Ist das nicht der Kern der Abneigung? Cheater haben keine Skills und gewinnen trotzdem! Sie haben sich keine Fähigkeiten erarbeitet, nichts geleistet und fahren den Sieg ein. Das schürt den Hass - egal ob beim Kleinbauern des Frühmittelalters oder beim Kleingamer der Gegenwart. Und es schürt den geheimen Neid der fleißig Schwitzenden: Denn ist der Cheater nicht eigentlich der schlauere, der ehrlichere Gamer? Wollen wir nicht alle die schnelle Kohle, den günstigen Reibach? Den größtmöglichen Nutzen bei kleinstmöglichem Aufwand? Ist dieses Verlangen nicht allzu menschlich?

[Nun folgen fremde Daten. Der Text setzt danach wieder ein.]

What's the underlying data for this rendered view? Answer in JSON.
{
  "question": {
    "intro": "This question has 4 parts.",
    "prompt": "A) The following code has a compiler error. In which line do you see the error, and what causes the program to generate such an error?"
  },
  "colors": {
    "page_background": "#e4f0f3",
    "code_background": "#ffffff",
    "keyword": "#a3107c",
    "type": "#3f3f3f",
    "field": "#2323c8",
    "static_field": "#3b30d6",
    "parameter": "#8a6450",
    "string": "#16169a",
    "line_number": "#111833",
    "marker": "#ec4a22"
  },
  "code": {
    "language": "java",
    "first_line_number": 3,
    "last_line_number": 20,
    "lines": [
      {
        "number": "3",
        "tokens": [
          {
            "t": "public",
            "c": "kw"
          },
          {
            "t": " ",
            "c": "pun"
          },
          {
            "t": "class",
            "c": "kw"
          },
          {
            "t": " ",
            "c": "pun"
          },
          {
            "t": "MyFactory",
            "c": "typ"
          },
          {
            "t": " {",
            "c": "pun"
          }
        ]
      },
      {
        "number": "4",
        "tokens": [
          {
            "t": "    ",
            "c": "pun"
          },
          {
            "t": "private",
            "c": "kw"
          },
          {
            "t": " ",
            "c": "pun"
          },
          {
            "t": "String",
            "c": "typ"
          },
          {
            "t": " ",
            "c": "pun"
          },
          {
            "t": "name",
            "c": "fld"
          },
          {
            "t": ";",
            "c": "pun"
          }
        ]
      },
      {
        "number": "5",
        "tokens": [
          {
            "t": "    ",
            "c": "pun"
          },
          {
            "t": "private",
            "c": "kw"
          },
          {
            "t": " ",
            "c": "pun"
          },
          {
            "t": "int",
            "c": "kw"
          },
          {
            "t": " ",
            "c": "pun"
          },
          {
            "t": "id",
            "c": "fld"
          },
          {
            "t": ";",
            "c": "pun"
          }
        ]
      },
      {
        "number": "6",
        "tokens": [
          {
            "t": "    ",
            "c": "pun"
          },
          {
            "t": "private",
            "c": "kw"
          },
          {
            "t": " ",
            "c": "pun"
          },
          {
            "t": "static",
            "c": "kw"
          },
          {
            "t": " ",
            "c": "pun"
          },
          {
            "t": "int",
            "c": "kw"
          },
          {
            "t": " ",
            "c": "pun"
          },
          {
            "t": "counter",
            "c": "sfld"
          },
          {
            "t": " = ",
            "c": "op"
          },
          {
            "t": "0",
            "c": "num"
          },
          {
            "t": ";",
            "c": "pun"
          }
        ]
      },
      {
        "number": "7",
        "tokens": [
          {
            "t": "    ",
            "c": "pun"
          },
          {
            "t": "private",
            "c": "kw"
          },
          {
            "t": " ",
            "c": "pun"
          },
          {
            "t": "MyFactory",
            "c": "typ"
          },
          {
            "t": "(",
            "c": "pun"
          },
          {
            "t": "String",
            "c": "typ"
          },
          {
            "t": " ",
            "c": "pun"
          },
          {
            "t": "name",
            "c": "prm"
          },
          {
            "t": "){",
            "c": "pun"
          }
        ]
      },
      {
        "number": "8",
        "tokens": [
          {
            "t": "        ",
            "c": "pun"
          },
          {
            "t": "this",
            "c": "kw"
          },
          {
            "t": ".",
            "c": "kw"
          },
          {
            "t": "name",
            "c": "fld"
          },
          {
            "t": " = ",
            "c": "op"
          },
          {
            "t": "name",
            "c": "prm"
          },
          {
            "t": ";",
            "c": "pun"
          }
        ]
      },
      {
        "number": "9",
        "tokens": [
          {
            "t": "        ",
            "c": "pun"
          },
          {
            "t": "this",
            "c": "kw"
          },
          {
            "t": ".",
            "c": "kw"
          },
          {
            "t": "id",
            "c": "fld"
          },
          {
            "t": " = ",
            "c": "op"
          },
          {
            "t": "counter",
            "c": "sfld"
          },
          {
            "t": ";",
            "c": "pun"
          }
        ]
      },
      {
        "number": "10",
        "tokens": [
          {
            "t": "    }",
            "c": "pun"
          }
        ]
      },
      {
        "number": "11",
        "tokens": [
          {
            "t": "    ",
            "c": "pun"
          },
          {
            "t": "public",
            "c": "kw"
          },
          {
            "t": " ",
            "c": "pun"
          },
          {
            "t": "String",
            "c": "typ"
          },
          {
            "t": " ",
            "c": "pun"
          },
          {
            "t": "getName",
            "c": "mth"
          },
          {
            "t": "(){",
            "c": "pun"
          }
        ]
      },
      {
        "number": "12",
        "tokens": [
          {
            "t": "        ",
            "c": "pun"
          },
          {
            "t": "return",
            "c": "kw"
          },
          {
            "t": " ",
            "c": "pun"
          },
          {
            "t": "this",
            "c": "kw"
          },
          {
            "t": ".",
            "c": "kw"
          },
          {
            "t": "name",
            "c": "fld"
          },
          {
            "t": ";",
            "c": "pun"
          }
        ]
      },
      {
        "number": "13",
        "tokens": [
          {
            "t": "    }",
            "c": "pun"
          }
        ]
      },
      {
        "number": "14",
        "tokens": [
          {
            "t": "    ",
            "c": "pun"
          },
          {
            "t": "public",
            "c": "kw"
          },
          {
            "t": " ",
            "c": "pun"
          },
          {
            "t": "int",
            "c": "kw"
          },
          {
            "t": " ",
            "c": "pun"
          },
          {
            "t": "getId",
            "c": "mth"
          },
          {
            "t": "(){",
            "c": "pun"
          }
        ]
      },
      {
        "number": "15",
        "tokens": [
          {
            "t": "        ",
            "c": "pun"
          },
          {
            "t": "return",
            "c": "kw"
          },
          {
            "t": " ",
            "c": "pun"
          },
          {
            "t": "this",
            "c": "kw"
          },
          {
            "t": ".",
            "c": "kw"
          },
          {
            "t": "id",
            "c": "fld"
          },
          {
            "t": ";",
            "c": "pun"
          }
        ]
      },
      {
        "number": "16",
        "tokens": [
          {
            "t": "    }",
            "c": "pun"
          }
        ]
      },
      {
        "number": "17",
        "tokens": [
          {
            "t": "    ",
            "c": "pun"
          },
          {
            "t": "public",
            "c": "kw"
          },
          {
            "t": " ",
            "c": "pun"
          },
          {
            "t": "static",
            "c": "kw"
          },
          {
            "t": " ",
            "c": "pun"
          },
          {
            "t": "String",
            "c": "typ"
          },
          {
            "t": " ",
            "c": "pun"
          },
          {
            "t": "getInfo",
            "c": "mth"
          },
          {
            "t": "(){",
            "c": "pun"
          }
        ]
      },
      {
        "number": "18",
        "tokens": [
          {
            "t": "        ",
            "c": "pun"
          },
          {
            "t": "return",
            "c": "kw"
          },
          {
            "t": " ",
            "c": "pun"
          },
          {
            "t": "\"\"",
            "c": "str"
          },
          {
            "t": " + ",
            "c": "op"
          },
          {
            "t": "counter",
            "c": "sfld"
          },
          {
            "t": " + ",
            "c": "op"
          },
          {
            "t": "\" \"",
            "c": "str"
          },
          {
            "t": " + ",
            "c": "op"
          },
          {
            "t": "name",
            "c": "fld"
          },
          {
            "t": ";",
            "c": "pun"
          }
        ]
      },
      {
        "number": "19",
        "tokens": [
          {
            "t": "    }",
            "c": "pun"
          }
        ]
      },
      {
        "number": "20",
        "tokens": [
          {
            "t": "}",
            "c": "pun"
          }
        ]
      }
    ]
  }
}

Und das führt zu einer weiteren Ursache der Abneigung: Rührt sie nicht auch daher, dass uns Cheater die Illusion einer heilen Spielwelt rauben? Sie bringen mit ihrem Verhalten einen ganzen Batzen sozialer Realität in ein fiktives Abenteuer: Raffgier, Konsumrausch, Ellenbogen. Ist dieses elende Farmen von Items und Gold in Online-Rollenspielen nicht konsequenter Kapitalismus? Cheater sind die Guillotinen der Fantasy. Sie enthaupten die idealistische Vorstellung einer archaischen Welt, in der es um ehrenwerte Abenteuer und Heldentaten gehen soll. Spätestens, wenn die erste Gilde wie ein Hooligan-Mob über ein Gebiet herfällt und Monster im Sekundentakt schlachtet, fühlt man sich eher an einen Schlussverkauf denn an ein Epos erinnert. Plötzlich sieht
man hinter den heroischen Kulissen die erbärmliche Realität. Sag mir wie du spielst, und ich sag dir, wer du bist.
Cheater sind nicht nur Regelbrecher und Schmarotzer, sondern auch Entzauberer. Sie rauben uns Illusionen. Wir hassen sie, weil sie uns den Spiegel vorhalten. Wir sehen unsere Gesellschaft. Wir sehen uns.